(no title)
dsharlet | 2 years ago
As for the inner loop not being well optimized... the disassembly looks like the same basic thing as OpenBLAS. There's disassembly in the comments of that file to show what code it generates, I'd love to know what you think is lacking! The only difference between the one I linked and this is prefetching and outer loop ordering: https://github.com/dsharlet/array/blob/master/examples/linea...
bjourne|2 years ago
On my machine single-threaded OpenBLAS (called via NumPy) multiplies two single precision 4096x4096 matrices in 0.95 seconds. Your code takes over 30 seconds when compiled with clang++. And yes I used -O3, -march=native, and all that jazz. Btw, your code crashes g++ which doesn't necessarily mean that it is incorret, but it indicates that the code may be difficult for the compiler to optimize. For comparison, my own matrix multiplication code (https://github.com/bjourne/c-examples/blob/master/libraries/...) run in single-threaded mode takes 0.89 seconds. Which actually beats OpenBLAS, but OpenBLAS retakes the lead for larger arrays when multi-threading is added. You can look at my code for how to write a decent inner kernel. Writing it in pure C without intrinsics and hoping that the compiler will optimize it definitely will not work.

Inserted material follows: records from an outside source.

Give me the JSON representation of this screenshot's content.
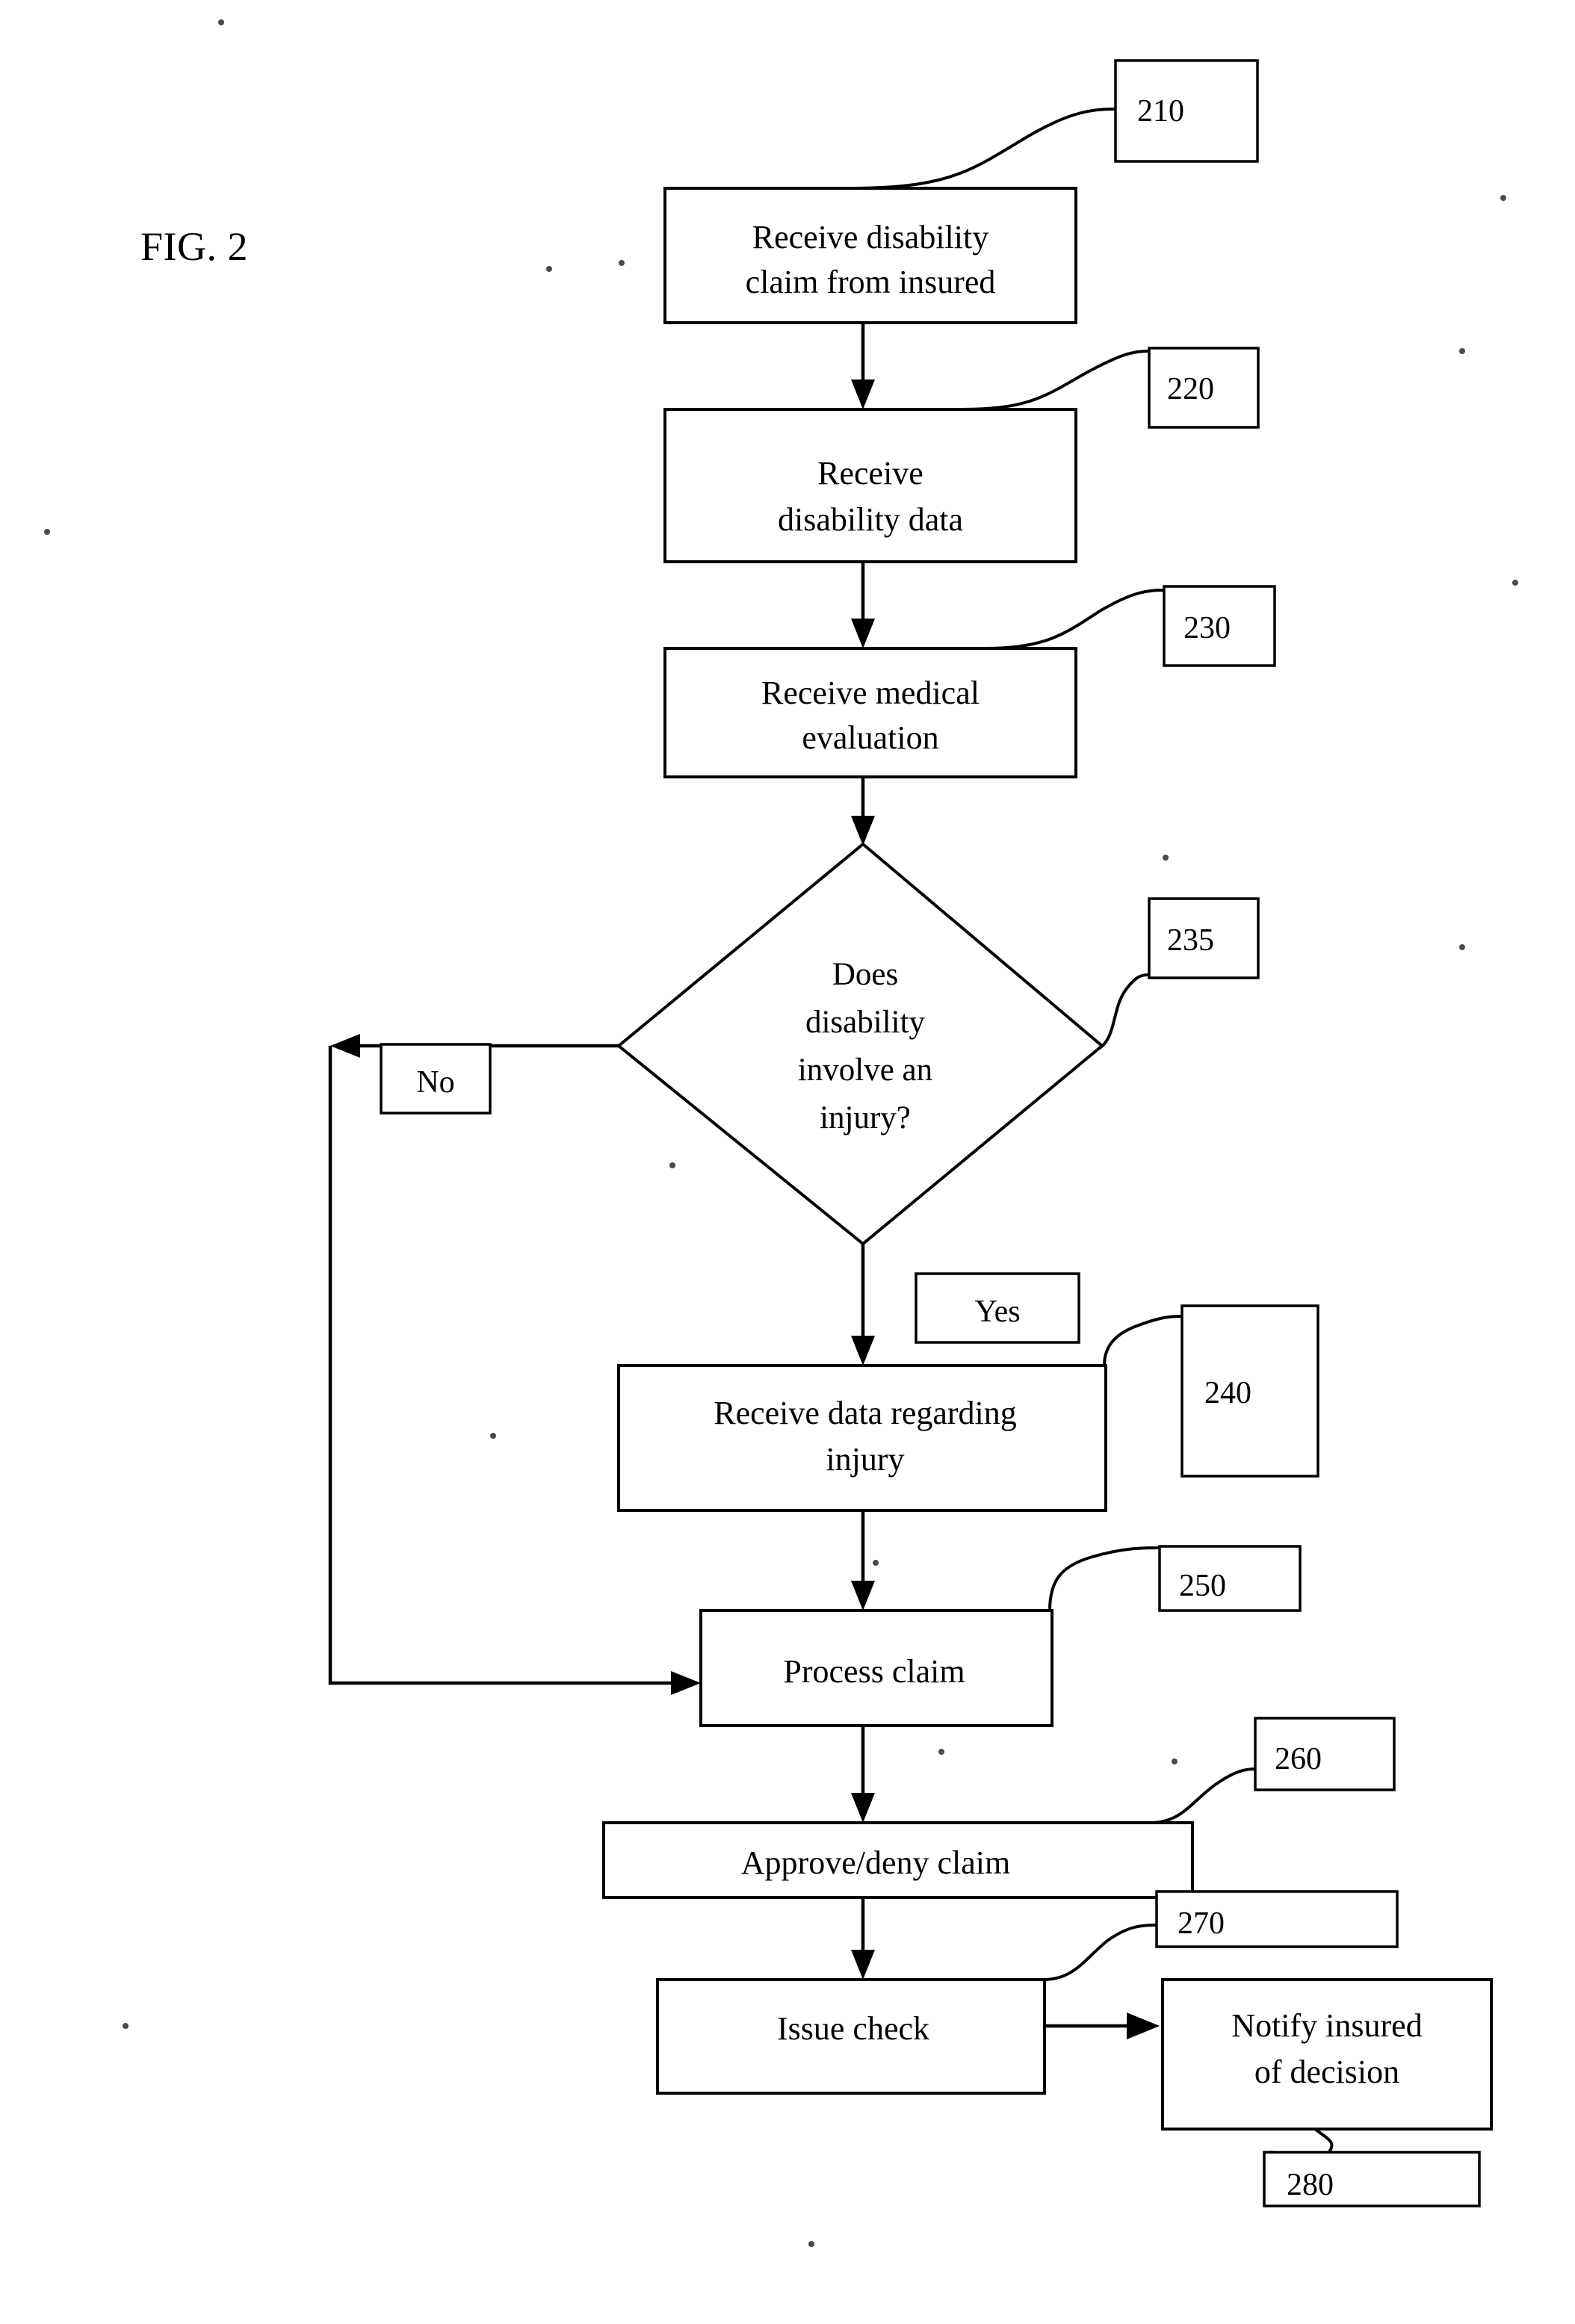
{
  "figure": {
    "title": "FIG. 2"
  },
  "nodes": [
    {
      "id": "node-210",
      "ref": "210",
      "lines": [
        "Receive disability",
        "claim from insured"
      ],
      "shape": "rect"
    },
    {
      "id": "node-220",
      "ref": "220",
      "lines": [
        "Receive",
        "disability data"
      ],
      "shape": "rect"
    },
    {
      "id": "node-230",
      "ref": "230",
      "lines": [
        "Receive medical",
        "evaluation"
      ],
      "shape": "rect"
    },
    {
      "id": "node-235",
      "ref": "235",
      "lines": [
        "Does",
        "disability",
        "involve an",
        "injury?"
      ],
      "shape": "diamond"
    },
    {
      "id": "node-240",
      "ref": "240",
      "lines": [
        "Receive data regarding",
        "injury"
      ],
      "shape": "rect"
    },
    {
      "id": "node-250",
      "ref": "250",
      "lines": [
        "Process claim"
      ],
      "shape": "rect"
    },
    {
      "id": "node-260",
      "ref": "260",
      "lines": [
        "Approve/deny claim"
      ],
      "shape": "rect"
    },
    {
      "id": "node-270",
      "ref": "270",
      "lines": [
        "Issue check"
      ],
      "shape": "rect"
    },
    {
      "id": "node-280",
      "ref": "280",
      "lines": [
        "Notify insured",
        "of decision"
      ],
      "shape": "rect"
    }
  ],
  "branches": {
    "no_label": "No",
    "yes_label": "Yes"
  },
  "refs": {
    "r210": "210",
    "r220": "220",
    "r230": "230",
    "r235": "235",
    "r240": "240",
    "r250": "250",
    "r260": "260",
    "r270": "270",
    "r280": "280"
  },
  "text": {
    "t210_l1": "Receive disability",
    "t210_l2": "claim from insured",
    "t220_l1": "Receive",
    "t220_l2": "disability data",
    "t230_l1": "Receive medical",
    "t230_l2": "evaluation",
    "t235_l1": "Does",
    "t235_l2": "disability",
    "t235_l3": "involve an",
    "t235_l4": "injury?",
    "t240_l1": "Receive data regarding",
    "t240_l2": "injury",
    "t250_l1": "Process claim",
    "t260_l1": "Approve/deny claim",
    "t270_l1": "Issue check",
    "t280_l1": "Notify insured",
    "t280_l2": "of decision"
  },
  "colors": {
    "ink": "#000000",
    "paper": "#ffffff"
  }
}
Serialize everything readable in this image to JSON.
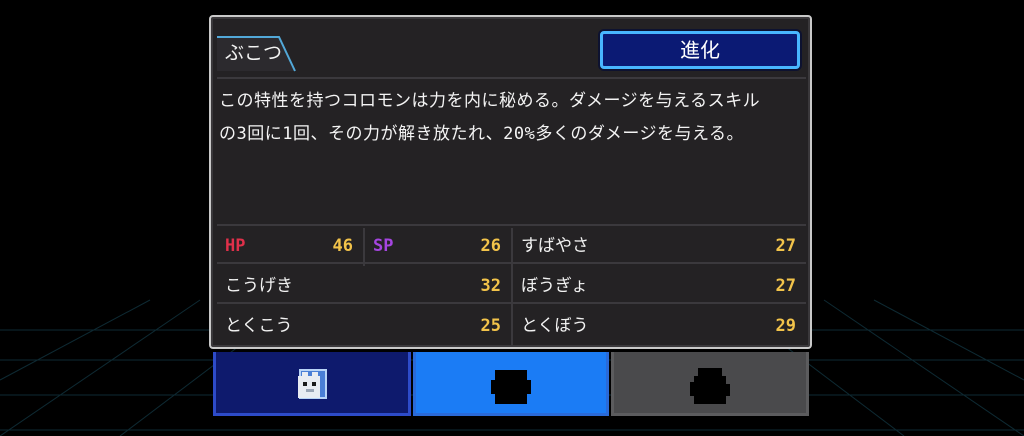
{
  "ability": {
    "name": "ぶこつ",
    "description": "この特性を持つコロモンは力を内に秘める。ダメージを与えるスキル\nの3回に1回、その力が解き放たれ、20%多くのダメージを与える。"
  },
  "evolve_button": {
    "label": "進化"
  },
  "stats": {
    "hp": {
      "label": "HP",
      "value": "46"
    },
    "sp": {
      "label": "SP",
      "value": "26"
    },
    "speed": {
      "label": "すばやさ",
      "value": "27"
    },
    "attack": {
      "label": "こうげき",
      "value": "32"
    },
    "defense": {
      "label": "ぼうぎょ",
      "value": "27"
    },
    "sp_attack": {
      "label": "とくこう",
      "value": "25"
    },
    "sp_defense": {
      "label": "とくぼう",
      "value": "29"
    }
  },
  "tabs": [
    {
      "name": "current-form",
      "state": "unlocked",
      "color": "#0e1a6d"
    },
    {
      "name": "evolution-2",
      "state": "silhouette",
      "color": "#1b7cf5"
    },
    {
      "name": "evolution-3",
      "state": "silhouette",
      "color": "#4a4a4c"
    }
  ],
  "colors": {
    "panel_bg": "#242224",
    "accent_blue": "#49b6ff",
    "stat_value": "#f2c34a",
    "hp_label": "#e0304a",
    "sp_label": "#a545e0"
  }
}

It also is not true that "Parallelism would be easy to add". Unless your algorithm is designed from the start to exploit multi-threading, attempting to bolt it on later will not yield good performance.
dsharlet|2 years ago
Here's what I see:
My inner loop in perf: https://gist.github.com/dsharlet/5f51a632d92869d144fc3d6ed6b... BLAS inner loop in perf (a chunk of it, it is unrolled massively): https://gist.github.com/dsharlet/5b2184a285a798e0f0c6274dc42...Despite being on a current-ish version of clang, I've been getting similar results from clang for years now.
Anyways, I'm not going to debate any further. It works for me :) If you want to keep writing code the way you have, go for it.